E Benaglia non sbaglia: la Fiat aveva contribuito a far nascere lungo tutto il territorio italiano decine e decine di PMI che sono legate, per la propria sopravvivenza, a contratti di fornitura che Stellantis potrebbe non rinnovare, data la sua natura multinazionale. Pertanto vertenze di questo tipo potrebbero realmente moltiplicarsi nel prossimo periodo.

LA FUGA DALL’ITALIA DI STELLANTIS SECONDO IL CORRIERE

La situazione è insomma complessa e la responsabilità potrebbe essere equamente suddivisa tra più parti ma Marelli potrebbe anche avere ragione quando  al tavolo col governo ha detto che la chiusura di Crevalcore sarebbe dovuta “alla scelta di Stellantis di lavorare su piattaforme ex Peugeot e non ex Fiat”

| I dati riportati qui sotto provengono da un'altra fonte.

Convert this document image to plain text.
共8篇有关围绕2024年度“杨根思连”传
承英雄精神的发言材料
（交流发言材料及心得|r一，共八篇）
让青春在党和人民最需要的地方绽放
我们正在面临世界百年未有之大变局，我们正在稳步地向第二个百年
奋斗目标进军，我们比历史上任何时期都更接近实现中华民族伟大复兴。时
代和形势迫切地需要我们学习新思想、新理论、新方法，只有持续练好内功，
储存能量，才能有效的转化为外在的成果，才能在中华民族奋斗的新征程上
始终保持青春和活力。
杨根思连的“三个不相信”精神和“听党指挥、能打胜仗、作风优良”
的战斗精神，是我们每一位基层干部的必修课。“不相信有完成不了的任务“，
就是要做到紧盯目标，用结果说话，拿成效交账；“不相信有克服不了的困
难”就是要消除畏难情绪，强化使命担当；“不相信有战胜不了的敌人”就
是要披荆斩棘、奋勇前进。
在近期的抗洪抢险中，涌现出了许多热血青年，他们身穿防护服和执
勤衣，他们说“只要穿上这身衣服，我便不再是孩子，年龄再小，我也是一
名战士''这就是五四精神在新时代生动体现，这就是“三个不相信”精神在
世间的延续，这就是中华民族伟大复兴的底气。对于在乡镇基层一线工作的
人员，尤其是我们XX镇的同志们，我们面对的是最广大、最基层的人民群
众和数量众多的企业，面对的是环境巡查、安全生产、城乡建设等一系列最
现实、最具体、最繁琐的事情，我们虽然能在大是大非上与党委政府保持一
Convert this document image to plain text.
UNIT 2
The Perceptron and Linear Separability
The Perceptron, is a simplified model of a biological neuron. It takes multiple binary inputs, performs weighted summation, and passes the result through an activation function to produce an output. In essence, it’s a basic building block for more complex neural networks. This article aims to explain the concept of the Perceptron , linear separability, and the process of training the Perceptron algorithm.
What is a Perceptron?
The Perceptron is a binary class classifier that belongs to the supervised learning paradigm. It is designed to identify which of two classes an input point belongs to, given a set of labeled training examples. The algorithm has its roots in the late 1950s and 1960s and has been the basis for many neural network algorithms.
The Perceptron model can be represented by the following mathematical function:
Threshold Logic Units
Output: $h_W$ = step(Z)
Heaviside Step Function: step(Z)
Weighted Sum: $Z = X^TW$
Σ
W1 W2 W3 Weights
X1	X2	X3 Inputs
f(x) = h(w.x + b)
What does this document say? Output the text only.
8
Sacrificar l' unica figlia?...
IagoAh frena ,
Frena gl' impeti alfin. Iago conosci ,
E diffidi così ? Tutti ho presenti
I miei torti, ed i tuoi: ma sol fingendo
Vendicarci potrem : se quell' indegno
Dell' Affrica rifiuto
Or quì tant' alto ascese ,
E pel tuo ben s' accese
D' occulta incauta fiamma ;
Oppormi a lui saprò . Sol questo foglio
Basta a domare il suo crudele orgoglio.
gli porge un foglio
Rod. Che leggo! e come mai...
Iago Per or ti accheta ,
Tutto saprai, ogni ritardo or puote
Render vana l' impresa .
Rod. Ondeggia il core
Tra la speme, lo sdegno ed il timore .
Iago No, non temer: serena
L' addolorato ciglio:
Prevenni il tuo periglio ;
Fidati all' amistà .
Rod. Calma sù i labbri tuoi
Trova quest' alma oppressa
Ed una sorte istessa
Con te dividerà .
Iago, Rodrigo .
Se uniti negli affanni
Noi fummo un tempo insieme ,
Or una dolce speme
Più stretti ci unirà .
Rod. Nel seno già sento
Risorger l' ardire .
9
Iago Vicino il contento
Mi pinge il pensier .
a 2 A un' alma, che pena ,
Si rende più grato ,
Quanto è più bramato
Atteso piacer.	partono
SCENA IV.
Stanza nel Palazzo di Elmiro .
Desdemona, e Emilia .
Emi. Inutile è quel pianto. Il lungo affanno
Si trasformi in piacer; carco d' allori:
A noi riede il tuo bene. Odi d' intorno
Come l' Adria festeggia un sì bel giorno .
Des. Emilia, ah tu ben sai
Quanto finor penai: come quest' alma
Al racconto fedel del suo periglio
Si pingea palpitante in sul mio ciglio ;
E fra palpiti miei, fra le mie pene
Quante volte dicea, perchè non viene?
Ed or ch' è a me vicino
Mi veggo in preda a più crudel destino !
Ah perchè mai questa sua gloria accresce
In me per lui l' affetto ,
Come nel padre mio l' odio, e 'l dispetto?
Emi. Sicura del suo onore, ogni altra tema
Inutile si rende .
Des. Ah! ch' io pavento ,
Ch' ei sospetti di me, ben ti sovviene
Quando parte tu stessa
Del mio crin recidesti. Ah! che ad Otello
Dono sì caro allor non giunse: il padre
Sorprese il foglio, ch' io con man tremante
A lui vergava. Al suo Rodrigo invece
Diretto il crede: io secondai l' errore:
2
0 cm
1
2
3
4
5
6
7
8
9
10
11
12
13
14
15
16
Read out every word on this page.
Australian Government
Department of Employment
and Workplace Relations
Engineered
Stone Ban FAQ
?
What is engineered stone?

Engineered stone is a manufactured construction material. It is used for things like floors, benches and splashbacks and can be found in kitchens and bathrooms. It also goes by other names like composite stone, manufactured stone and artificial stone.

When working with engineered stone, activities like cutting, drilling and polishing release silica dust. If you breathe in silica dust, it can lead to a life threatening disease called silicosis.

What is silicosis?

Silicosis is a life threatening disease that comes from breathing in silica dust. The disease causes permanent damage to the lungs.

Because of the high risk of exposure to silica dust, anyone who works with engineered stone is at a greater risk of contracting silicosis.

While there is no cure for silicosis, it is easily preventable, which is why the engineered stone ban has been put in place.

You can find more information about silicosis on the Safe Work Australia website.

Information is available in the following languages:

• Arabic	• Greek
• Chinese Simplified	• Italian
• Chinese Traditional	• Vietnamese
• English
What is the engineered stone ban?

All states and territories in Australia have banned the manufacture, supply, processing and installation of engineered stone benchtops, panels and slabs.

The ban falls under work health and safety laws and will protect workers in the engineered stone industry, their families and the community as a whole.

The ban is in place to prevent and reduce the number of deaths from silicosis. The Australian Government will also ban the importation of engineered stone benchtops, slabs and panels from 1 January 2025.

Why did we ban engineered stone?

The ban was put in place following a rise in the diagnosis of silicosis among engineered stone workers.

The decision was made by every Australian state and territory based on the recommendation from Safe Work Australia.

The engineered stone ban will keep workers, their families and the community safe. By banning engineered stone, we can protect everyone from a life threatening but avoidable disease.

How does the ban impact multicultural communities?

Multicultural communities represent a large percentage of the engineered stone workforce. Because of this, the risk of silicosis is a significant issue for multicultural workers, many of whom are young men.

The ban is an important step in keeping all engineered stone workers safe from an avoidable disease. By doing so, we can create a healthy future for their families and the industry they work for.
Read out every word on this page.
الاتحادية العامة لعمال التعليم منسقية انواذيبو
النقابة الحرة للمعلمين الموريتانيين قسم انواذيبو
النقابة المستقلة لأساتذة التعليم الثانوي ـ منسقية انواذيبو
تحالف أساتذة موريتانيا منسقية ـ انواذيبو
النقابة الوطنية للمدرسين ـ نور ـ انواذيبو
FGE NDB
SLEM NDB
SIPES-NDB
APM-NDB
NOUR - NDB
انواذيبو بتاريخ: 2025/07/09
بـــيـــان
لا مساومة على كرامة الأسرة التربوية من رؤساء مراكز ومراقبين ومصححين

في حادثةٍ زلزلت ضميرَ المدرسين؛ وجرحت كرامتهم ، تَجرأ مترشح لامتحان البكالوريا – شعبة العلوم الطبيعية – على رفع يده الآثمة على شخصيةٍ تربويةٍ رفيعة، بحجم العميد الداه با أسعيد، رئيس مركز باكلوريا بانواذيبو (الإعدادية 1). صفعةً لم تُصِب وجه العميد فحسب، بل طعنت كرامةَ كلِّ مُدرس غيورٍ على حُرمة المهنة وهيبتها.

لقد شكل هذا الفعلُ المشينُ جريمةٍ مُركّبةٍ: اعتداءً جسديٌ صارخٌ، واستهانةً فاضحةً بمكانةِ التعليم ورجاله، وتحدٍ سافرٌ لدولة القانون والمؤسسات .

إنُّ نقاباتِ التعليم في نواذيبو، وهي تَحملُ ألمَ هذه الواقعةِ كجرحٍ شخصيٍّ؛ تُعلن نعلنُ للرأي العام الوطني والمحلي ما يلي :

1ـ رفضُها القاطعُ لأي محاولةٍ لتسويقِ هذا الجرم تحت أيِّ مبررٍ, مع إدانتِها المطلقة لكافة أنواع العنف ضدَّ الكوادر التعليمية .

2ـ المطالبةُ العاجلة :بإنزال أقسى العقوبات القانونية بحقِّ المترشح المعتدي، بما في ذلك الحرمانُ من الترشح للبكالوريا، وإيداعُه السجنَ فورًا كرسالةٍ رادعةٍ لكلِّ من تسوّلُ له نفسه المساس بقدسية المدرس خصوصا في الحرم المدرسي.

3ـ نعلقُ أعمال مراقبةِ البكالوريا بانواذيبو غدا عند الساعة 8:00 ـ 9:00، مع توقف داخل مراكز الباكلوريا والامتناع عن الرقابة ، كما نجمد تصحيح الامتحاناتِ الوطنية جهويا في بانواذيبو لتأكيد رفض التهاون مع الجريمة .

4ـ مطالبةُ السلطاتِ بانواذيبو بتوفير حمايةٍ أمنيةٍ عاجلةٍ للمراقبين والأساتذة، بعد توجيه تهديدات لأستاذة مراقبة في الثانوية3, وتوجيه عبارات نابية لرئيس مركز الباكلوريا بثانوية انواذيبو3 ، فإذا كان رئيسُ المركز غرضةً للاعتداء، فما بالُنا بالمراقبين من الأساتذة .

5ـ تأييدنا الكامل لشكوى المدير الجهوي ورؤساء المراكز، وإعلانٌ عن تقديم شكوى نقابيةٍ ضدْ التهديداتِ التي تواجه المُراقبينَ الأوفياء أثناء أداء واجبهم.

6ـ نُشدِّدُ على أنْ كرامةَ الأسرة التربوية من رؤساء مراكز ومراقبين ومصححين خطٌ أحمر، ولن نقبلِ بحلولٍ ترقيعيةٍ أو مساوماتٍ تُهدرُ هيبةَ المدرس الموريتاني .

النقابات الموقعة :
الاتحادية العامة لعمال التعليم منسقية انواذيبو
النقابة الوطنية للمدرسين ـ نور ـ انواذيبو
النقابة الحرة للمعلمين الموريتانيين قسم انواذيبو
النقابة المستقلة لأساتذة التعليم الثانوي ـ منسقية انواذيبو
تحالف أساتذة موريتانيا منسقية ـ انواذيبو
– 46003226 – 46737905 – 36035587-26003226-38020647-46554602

A via Solferino per esempio sulla fuga di Stellantis dall’Italia non hanno dubbi. Ancora negli ultimi giorni il Corriere scriveva: “Sino al 2022 la produzione è risultata comparabile tra gli impianti italiani e francesi: entrambi avevano sofferto della mancanza di materiali, ma attualmente sono previsti 13 veicoli, tra il 2024 e il 2026, nei siti dello Stivale, contro i 24 che saranno prodotti nelle fabbriche Oltralpe, che risultano essere più competitive per lo sviluppo e il riadattamento di tutta la filiera”.

Insomma, se fosse una competizione sportiva, che solitamente accendono l’amor patrio nell’opinione pubblica e nella politica più che le questioni industriali, Francia batterebbe Italia 24 a 13.

“Inoltre – prosegue il Corriere – nel 2024, la differenza potrebbe essere superiore di 11 modelli, a favore della Francia. Identica situazione per i componenti che vedono il coinvolgimento di un unico sito italiano — Mirafiori — dove sono assemblate parti per i veicoli elettrici e ibridi, contro i cinque francesi. Per il futuro ne sono opzionati 3 su 6 in Italia e 6 su 6 in Francia. Il processo di riconversione degli impianti è molto più avanzato al di là del Monte Bianco — ci battono 5 a 1 — e coinvolgono naturalmente tutta l’attività di ricerca che vede in Francia 1.239 brevetti, contro i 166 depositati nelle nostre Camere di Commercio”.

Se in Italia si produrranno sempre meno auto, non solo saremo destinati a uscire di scena dal settore dell’automotive, storicamente presidiato dal nostro Paese con alcuni dei marchi più amati a livello globale, ma rischiamo anche di vedere spazzato via quel sottobosco di imprese medio-piccole, talvolta familiari, talvolta aperte anche al mercato estero, germinato nel dopoguerra attorno a Fiat.